Der Blick von außen.
Der mittlerweile als Psychologe in Los Angeles tätige Markus Rogan erklärt im Interview mit LAOLA1, warum die hohe Suderanten-Dichte am Schnitzel-Äquator mehr Olympia-Medaillen verhindert.
Außerdem nimmt der 34-Jährige, der 2004 zweimal Olympia-Silber holte, zu seinem pikanten "Blasen"-Sager Stellung:
LAOLA1: Herr Rogan, Ihr Putin-Sager hat in Österreich für viel Kopfschütteln gesorgt. Wollten Sie bewusst provozieren?
Markus Rogan: Ich muss zugeben, dass ich von den Reaktionen etwas überrascht war, sie aber verstehen kann, weil es letztlich nicht die eleganteste Ausdrucksweise war. Ich hätte es anders sagen sollen: Das war ein Kniefall des IOC vor Putin, der mich traurig und wütend macht.
LAOLA1: Sie waren in Rio als Psychologe für das brasilianische Schwimm-Team im Einsatz. Wie gut lief das?
Rogan: Auch wenn es zu keiner Medaille gereicht hat, waren es gemessen an der Anzahl der erreichten Finali mit acht die erfolgreichsten Spiele für die brasilianischen Schwimmer. Bisher stand die Bestmarke bei fünf. Das Feedback für meine Arbeit war ein positives. Sie hätten nur gerne schon früher und mehr mit mir zusammengearbeitet.
LAOLA1: Österreichs Schwimmer konnten keinen Vorlauf überstehen. Ein OSV-Rekord von Felix Auböck war das Höchste der Gefühle. Sind wir im Schwimmen jetzt wieder dort angekommen, wo wir vor 20 Jahren waren?
Rogan (im Vorjahr noch Verbandsberater; Anm.): Was hättest du von den österreichischen Schwimmern auch anderes erwarten sollen, wenn du im Verband Inkompetenz von oben bis unten hast?! Wenn du in Österreich erfolgreich sein willst, kannst du nicht in Österreich bleiben.

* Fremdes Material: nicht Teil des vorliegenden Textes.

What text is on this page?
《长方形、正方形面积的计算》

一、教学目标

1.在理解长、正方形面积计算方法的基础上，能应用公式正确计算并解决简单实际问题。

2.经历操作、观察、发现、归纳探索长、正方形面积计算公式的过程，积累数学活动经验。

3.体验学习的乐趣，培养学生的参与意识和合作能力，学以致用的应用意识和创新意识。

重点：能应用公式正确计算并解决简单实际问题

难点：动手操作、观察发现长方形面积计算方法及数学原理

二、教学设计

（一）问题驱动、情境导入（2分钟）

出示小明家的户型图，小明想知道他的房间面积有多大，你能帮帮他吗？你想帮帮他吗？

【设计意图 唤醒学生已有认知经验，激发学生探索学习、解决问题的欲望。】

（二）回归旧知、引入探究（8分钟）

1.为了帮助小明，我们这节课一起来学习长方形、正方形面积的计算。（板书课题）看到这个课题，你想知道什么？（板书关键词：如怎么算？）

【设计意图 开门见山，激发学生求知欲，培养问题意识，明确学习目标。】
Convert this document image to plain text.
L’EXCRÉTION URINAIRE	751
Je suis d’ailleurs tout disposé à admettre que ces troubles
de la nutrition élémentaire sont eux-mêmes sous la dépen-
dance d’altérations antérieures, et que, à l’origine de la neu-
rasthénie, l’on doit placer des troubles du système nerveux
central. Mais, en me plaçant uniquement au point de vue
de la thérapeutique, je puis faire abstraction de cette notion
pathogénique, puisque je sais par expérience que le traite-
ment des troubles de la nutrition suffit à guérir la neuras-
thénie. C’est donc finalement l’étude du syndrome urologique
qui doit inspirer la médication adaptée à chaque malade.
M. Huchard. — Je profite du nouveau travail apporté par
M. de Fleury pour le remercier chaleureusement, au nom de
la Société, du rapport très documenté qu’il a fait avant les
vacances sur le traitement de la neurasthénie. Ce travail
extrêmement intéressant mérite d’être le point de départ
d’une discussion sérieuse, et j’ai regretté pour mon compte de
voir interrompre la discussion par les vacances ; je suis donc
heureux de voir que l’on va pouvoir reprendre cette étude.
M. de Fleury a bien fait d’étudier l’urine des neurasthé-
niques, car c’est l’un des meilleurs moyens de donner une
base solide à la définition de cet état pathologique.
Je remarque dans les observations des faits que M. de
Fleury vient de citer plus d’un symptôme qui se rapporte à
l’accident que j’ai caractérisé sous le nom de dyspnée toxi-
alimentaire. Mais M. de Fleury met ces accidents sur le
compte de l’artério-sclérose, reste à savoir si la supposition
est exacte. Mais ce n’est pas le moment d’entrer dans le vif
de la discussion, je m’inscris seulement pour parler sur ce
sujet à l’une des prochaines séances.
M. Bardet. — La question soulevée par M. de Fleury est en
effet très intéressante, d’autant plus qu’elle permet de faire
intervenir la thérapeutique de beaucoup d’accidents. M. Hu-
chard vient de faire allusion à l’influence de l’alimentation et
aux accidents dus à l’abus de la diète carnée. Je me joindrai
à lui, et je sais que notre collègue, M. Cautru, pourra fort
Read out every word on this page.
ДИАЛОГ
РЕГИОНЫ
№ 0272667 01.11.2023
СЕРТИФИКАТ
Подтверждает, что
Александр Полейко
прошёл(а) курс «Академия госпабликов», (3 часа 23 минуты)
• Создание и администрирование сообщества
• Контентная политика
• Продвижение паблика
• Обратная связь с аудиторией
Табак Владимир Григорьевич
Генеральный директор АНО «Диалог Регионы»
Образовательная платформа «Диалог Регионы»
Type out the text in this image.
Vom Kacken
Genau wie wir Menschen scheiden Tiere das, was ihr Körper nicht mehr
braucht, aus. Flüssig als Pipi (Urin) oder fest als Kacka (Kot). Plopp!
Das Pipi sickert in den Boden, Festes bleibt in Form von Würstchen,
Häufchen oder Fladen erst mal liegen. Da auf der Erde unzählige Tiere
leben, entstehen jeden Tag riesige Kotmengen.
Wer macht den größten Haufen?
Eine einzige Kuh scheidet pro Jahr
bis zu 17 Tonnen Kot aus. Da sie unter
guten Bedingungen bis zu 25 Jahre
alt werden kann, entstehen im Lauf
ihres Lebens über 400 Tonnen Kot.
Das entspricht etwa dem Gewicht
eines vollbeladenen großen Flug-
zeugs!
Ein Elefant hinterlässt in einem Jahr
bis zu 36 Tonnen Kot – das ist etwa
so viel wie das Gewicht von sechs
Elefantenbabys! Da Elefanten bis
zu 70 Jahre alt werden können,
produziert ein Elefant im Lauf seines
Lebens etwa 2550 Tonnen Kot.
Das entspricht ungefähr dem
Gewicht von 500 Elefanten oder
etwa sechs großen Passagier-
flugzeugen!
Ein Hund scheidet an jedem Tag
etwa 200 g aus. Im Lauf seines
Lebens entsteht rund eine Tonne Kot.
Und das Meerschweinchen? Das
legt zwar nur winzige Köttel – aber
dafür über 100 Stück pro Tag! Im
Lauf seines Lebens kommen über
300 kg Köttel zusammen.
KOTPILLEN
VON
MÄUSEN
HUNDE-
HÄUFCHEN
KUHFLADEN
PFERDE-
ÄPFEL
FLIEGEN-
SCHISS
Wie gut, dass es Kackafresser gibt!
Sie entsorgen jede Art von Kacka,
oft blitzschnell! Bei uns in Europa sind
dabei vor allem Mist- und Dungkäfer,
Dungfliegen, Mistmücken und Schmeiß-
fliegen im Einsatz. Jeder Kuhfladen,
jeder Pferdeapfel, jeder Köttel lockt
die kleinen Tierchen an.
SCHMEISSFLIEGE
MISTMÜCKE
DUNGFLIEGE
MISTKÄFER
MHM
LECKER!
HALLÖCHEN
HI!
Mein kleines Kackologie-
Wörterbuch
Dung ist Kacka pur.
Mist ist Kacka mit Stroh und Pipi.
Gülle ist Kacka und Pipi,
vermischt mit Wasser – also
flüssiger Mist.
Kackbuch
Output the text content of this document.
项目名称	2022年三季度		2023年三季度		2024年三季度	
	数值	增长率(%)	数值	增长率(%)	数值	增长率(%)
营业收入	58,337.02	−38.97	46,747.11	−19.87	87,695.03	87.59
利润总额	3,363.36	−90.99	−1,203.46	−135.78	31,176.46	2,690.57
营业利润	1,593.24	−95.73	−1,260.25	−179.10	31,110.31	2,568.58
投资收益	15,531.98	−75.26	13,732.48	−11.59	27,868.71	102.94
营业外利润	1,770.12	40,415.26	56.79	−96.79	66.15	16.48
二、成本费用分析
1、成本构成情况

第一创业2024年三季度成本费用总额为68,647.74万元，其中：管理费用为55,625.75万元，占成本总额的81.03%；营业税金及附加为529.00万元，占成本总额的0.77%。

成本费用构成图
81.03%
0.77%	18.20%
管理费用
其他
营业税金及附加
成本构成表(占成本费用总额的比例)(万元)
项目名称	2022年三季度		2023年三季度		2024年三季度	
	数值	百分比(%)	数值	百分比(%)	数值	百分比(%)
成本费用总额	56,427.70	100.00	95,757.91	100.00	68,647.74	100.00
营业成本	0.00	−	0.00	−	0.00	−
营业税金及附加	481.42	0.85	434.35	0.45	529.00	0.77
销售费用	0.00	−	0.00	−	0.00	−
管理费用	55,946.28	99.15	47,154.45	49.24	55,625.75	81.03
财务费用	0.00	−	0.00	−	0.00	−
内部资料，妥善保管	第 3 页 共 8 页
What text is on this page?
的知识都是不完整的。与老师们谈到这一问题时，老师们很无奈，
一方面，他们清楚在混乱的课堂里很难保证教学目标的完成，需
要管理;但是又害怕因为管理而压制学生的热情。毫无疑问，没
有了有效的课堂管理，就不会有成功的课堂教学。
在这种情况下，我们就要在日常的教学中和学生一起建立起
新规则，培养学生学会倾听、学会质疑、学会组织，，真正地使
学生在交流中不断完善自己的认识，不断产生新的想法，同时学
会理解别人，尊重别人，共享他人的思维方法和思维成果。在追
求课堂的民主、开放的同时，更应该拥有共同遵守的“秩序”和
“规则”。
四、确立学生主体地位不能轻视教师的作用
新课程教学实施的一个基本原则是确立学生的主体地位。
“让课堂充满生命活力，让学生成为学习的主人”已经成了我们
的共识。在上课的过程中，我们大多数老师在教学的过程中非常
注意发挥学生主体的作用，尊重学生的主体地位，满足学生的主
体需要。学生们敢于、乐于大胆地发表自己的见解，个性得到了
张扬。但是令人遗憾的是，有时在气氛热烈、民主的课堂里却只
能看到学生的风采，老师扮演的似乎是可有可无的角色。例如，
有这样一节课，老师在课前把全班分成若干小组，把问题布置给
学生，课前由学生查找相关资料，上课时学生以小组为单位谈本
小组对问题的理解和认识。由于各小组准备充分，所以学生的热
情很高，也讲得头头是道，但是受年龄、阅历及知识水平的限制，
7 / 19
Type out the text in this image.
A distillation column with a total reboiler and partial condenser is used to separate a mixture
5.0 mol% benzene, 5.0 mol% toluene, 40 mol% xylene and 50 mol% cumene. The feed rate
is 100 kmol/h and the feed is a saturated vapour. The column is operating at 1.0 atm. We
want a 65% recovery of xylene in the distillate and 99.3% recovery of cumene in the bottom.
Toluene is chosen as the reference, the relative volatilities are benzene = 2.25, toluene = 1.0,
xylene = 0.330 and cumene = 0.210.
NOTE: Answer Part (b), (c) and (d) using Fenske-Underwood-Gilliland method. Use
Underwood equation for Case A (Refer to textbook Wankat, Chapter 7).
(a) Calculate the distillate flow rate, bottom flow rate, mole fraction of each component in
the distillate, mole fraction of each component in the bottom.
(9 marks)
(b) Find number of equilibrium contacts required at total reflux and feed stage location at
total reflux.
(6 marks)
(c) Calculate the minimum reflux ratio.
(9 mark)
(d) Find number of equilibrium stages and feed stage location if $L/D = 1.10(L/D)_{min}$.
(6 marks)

Seien wir uns doch ehrlich: alle erfolgreichen österreichischen Schwimmer kommen nicht aus dem österreichischen System. So gesehen hat Auböck mit seinem Schritt ins Ausland genau das Richtige gemacht.
LAOLA1: Aktuell hält Österreich bei einer Medaille und sechs fünften Plätzen. Wie bewerten Sie das bisherige Abschneiden?
Rogan: Es ist sehr schön, dass wir eine Medaille machen. Das finde ich super! Gratulation!
LAOLA1: Angesichts der Ausbeute wurde der Mittel-Einsatz im Projekt Rio kritisiert. Ihr Standpunkt?
Rogan: Ich finde es wirklich mutig, was Peter Schröcksnadel gemacht hat. Mir geht vielmehr diese Suderei auf die Nerven. Das größte Problem des österreichischen Sports ist eine nicht erfolgsorientierte Kultur. Das ist für mich keine Atmosphäre, um erfolgreichen Sport zu kreieren. Dieses ständige Jammern ist einer der Gründe, warum ich nicht mehr in Österreich bin.
LAOLA1: Wie stufen Sie dieses Jammern aus psychologischer Sicht ein?
Rogan: Das Jammern alleine ist ja noch nicht das eigentliche Problem. Das Jammern kommt von erlernter Hiflosigkeit. Wir haben schon oft verloren, also fühlst du dich schnell als Verlierer. So entsteht übrigens auch Depression. Das Problem ist aber vielmehr der Zynismus, der dazukommt. Der Medaillengewinn jetzt ist das beste Beispiel dafür.
LAOLA1: Wie meinen Sie das?
Rogan: In einem Land, das 2012 ohne Medaille geblieben ist, müssten beim Gewinn von Bronze normalerweise Jubelschreie ausbrechen. Stattdessen kommt dieser zynische Beigeschmack hoch: "Naja, eine zählt eh auch nicht wirklich. Das ist praktisch gar keine." Nachzulesen etwa in den Foren. Und genau dieser Zynismus zerstört die Sportlermoral.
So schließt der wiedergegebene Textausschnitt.